A cinematic wide-angle photograph of a massive grain terminal facility at the Kazakhstan-China border, featuring towering concrete silos with Central Asian architectural details under a dramatic golden hour sky

Kazakhstan Feed Meal Exports to China Surge 137%

  • Trade Expansion: Shandong Hi-Speed is in talks with Kazakhstan’s Food Contract Corporation to significantly scale up grain and feed meal imports, including potential forward financing.
  • Export Surge: Kazakhstan’s feed meal exports to China jumped 137% year-on-year in Sep–Feb 2025/26, reinforcing China’s role as the dominant buyer.
  • Strategic Shift: Growing eastbound flows may ease competition in some Black Sea destinations and create new arbitrage opportunities in grain and oilseed markets.

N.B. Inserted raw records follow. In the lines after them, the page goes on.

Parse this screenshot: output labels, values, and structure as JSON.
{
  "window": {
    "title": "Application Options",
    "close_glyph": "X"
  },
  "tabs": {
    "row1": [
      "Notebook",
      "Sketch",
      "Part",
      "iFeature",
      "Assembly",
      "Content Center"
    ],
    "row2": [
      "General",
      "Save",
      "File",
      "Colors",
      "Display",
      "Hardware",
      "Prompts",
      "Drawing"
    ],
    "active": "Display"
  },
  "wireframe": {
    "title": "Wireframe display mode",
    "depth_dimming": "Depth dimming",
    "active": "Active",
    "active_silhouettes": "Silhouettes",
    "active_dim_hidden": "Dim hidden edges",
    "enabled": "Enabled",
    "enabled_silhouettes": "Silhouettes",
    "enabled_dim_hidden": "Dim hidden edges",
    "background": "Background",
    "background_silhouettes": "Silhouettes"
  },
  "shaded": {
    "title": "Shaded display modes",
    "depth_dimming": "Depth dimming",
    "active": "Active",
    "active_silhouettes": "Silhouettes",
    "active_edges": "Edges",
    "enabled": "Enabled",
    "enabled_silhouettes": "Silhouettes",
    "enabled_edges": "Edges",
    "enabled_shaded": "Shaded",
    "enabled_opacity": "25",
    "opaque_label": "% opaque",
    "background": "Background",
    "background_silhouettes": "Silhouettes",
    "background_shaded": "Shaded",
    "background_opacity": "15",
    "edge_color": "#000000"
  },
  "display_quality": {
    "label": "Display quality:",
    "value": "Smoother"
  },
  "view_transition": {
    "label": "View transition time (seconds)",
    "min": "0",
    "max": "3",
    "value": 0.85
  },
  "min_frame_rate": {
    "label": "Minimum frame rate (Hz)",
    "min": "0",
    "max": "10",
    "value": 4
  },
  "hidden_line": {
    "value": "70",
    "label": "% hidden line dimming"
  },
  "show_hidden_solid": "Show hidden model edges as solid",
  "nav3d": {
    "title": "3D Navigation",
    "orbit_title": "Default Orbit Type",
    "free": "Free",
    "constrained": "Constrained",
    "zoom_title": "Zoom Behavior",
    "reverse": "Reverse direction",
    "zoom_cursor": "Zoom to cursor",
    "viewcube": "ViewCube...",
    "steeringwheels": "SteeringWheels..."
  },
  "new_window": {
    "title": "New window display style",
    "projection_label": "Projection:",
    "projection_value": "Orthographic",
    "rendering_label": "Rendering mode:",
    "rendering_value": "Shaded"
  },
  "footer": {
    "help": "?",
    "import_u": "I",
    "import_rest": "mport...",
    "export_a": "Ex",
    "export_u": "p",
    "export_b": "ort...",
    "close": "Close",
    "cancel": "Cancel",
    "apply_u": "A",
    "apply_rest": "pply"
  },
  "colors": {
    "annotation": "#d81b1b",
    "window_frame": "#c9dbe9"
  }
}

China–Kazakhstan Feed Meal Trade Update

JSC NC Food Contract Corporation hosted a delegation from Chinese firm Shandong Hi-Speed in Astana to discuss expanding agricultural trade flows. The Chinese side signaled strong interest in scaling up grain and feed meal purchases from Kazakhstan, with talks also covering forward financing mechanisms to underpin larger shipment volumes.

This dialogue builds on a cooperation memorandum signed in fall 2025, which formalized collaboration on grain, feed, and oilseed crop supplies. Under its agricultural export consolidation program, Food Contract Corporation has already delivered around 23,000 tons of feed meal to China.

Export Dynamics and Market Impact

China has solidified its position as the dominant destination for Kazakhstan’s feed meal exports. According to APK-Inform data citing official statistics, shipments reached 1.8 million tons during September–February 2025/26, compared with 760,000 tons over the same period in 2024/25, a year-on-year increase of 137%.

Period Destination Feed Meal Exports (tons) Y/Y Change
Sep–Feb 2024/25 China 760,000
Sep–Feb 2025/26 China 1,800,000 +137%
Cumulative to date China (via Food Contract Corporation) 23,000 N/A

The sharp growth in Kazakhstan’s feed meal exports underscores the strengthening trade corridor between Central Asia and East Asia. For Black Sea grain and oilseed markets, higher eastbound flows from Kazakhstan could ease competition in some overlapping destinations, while also opening arbitrage opportunities where Kazakh volumes displace other regional suppliers.

Negotiations on forward financing suggest Chinese buyers are actively securing long-term supply amid firm global demand for feed ingredients. This approach can support regional price structures for substitute products in the Black Sea basin, as China locks in volumes and potentially smooths export flows over the marketing year.